Controversial DUI Two-Beer Defense to be Reviewed by Canadian Supreme Court


The Supreme Court of Canada has recently agreed to evaluate the controversial "two-beer defense" against breathalyzer tests, and the upcoming judicial decision should be an interesting development in how Canadian defendants are allowed to disprove DUI charges in the future.

Canadian critics have protested this argument, in which defendants claim they drank "only two beers" or something to that effect in a spread-out period of time, and thus could not have been drunk driving.

In fact, these critics have become worried that a substantial number of Canada DUI charges have not led to convictions because of the use of the "two-beer defense."

Essentially, the "two-beer defense" relies on the fundamental flaws with breathalyzer testing procedures, which are not 100% certain.

In order to estimate a person's blood alcohol content, breathalyzers must make certain assumptions. For example, when converting breath alcohol content into BAC, breathalyzers assume a specific ratio of 2100:1 between the two.

However, this ratio may vary between 1700:1 and 2400:1 for individuals. In other words, a person may argue that he or she is not "average" and that breathalyzer findings do not apply since they may have been influenced by his or her weight, metabolism rate, eating habits during that day, and other factors.

Canadians Robert Gibson and Martin Mac-Donald have used the "two-beer defense" to appeal their Canada DUI convictions based on their breathalyzer test results.

ccording to a story in The Saskatoon StarPhoenix, Gibson was arrested on suspicion of DUI in 2003 after registering a BAC that was 1.5 times the legal limit of 0.08. Prior to his conviction, Gibson argued that he had consumed 10 beers in seven hours, and that due to his weight, his BAC would have fallen to a level that was below the legal limit.

Mac-Donald registered a 0.14 BAC reading during his February 2003 arrest but later argued during his trial that he drank six beers, spaced evenly, in 3½ hours that night. An expert later testified that Mac-Donald may have fallen below the legal limit.

While both men lost their original cases, the fact that they have been able to appeal to the Supreme Court based on the "two-beer defense" has concerned many people in Canada. In fact, the Conservative federal government recently introduced legislation to eliminate the defense.

How the Canadian Supreme Court rules on the "two-beer defense" will provide a good indicator of whether DUI defendants have to prove they were actually under the legal BAC limit or merely show that the possibility they were below 0.08% existed.

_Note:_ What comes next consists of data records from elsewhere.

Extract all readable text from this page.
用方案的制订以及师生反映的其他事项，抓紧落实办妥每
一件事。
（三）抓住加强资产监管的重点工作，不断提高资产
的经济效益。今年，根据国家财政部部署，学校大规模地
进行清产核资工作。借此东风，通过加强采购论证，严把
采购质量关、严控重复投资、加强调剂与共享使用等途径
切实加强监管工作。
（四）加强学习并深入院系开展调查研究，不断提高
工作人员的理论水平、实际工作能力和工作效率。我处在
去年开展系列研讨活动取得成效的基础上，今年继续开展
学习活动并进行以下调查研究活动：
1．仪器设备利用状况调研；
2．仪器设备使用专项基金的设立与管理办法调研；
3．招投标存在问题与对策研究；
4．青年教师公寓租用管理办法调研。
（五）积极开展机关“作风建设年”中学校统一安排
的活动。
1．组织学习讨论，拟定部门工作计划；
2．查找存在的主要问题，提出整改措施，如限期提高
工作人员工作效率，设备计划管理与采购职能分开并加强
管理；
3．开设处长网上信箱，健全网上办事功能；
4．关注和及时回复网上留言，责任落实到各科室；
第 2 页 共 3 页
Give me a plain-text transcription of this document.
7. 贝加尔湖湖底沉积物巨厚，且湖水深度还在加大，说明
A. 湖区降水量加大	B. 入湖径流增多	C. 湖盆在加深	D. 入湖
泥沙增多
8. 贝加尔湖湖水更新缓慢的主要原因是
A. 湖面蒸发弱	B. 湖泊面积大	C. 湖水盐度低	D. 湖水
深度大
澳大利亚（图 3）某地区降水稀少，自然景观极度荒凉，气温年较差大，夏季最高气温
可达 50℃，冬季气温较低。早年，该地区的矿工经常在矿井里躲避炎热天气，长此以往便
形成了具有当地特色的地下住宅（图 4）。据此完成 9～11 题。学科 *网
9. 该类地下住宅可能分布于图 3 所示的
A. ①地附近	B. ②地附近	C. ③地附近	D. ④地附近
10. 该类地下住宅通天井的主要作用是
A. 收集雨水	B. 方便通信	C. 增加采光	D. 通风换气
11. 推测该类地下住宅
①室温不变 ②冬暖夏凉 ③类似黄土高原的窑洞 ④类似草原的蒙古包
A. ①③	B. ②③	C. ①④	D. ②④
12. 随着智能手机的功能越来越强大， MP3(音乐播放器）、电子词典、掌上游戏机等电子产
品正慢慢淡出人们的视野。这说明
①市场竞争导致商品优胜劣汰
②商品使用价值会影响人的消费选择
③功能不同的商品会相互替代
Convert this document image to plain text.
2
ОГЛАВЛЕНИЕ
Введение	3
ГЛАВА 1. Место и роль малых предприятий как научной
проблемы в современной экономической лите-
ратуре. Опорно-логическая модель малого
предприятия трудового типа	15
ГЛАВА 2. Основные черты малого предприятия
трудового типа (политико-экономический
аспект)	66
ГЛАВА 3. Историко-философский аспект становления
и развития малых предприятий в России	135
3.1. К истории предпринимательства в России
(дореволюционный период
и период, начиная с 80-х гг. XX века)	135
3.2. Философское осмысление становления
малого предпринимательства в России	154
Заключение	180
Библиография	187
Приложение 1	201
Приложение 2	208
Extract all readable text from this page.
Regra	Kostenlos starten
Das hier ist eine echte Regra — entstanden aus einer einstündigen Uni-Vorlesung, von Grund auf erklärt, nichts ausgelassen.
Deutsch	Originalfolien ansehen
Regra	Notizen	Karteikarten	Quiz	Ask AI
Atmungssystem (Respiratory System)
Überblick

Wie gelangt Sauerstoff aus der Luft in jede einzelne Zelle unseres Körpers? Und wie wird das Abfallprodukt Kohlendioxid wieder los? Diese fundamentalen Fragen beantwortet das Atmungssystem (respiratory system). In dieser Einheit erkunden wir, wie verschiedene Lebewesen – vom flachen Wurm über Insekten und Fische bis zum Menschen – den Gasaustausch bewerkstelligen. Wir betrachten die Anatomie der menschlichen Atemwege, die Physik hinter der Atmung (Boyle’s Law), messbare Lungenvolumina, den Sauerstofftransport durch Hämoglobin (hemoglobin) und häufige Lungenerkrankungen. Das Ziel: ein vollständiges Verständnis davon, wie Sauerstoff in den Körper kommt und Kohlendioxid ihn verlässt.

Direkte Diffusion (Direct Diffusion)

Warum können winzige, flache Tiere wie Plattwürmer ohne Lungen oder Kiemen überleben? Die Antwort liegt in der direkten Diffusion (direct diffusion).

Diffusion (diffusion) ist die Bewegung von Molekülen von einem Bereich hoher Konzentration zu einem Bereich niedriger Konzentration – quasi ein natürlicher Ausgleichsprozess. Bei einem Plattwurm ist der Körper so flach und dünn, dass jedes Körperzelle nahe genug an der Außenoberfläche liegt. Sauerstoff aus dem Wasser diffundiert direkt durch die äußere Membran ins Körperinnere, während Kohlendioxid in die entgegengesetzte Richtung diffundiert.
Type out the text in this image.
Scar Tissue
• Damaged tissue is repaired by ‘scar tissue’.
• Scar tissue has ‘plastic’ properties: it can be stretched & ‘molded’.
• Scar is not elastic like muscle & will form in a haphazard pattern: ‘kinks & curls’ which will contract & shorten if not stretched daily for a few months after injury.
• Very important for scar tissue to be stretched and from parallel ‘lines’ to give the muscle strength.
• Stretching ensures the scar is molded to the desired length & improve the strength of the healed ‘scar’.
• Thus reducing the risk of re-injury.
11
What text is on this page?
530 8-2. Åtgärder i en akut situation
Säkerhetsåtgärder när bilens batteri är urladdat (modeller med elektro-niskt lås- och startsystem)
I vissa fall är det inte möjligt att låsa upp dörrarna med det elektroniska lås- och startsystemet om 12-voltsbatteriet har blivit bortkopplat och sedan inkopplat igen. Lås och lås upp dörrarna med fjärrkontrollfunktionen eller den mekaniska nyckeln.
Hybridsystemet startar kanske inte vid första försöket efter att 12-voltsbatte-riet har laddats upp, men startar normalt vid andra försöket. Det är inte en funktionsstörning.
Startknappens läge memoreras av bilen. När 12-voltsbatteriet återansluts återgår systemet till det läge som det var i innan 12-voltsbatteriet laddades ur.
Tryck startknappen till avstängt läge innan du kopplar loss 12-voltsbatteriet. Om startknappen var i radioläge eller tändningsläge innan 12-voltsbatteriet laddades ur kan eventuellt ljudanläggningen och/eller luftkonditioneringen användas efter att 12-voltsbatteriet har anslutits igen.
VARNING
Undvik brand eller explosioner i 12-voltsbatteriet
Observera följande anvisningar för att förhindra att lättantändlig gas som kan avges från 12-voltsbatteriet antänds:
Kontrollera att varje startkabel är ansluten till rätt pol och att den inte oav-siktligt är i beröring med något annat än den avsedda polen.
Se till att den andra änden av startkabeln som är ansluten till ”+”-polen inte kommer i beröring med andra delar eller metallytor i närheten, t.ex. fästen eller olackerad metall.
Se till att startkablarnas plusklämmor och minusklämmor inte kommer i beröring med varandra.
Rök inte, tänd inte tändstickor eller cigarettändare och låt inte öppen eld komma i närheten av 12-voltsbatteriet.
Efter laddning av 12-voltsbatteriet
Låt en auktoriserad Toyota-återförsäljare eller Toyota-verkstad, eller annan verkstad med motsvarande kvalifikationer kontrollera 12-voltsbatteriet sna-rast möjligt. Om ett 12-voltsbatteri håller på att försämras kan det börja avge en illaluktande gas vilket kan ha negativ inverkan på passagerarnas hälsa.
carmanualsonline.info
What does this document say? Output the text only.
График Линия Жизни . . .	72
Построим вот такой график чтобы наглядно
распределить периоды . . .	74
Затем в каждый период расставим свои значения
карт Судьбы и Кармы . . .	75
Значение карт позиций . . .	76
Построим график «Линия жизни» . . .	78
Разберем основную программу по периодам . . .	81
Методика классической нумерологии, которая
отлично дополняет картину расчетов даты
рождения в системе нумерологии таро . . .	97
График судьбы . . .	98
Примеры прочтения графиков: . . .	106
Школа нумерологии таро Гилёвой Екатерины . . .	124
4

While the "two-beer defense" is not a common procedure in the United States, American defendants often fight breathalyzer results based on the fact they are not the "average person" and that breathalyzer conversion methods do not apply to them.

In other instances, a defendant may win a DUI case by successfully challenging the initial grounds for the arrest, or disputing the arresting officer's questioning or testimony.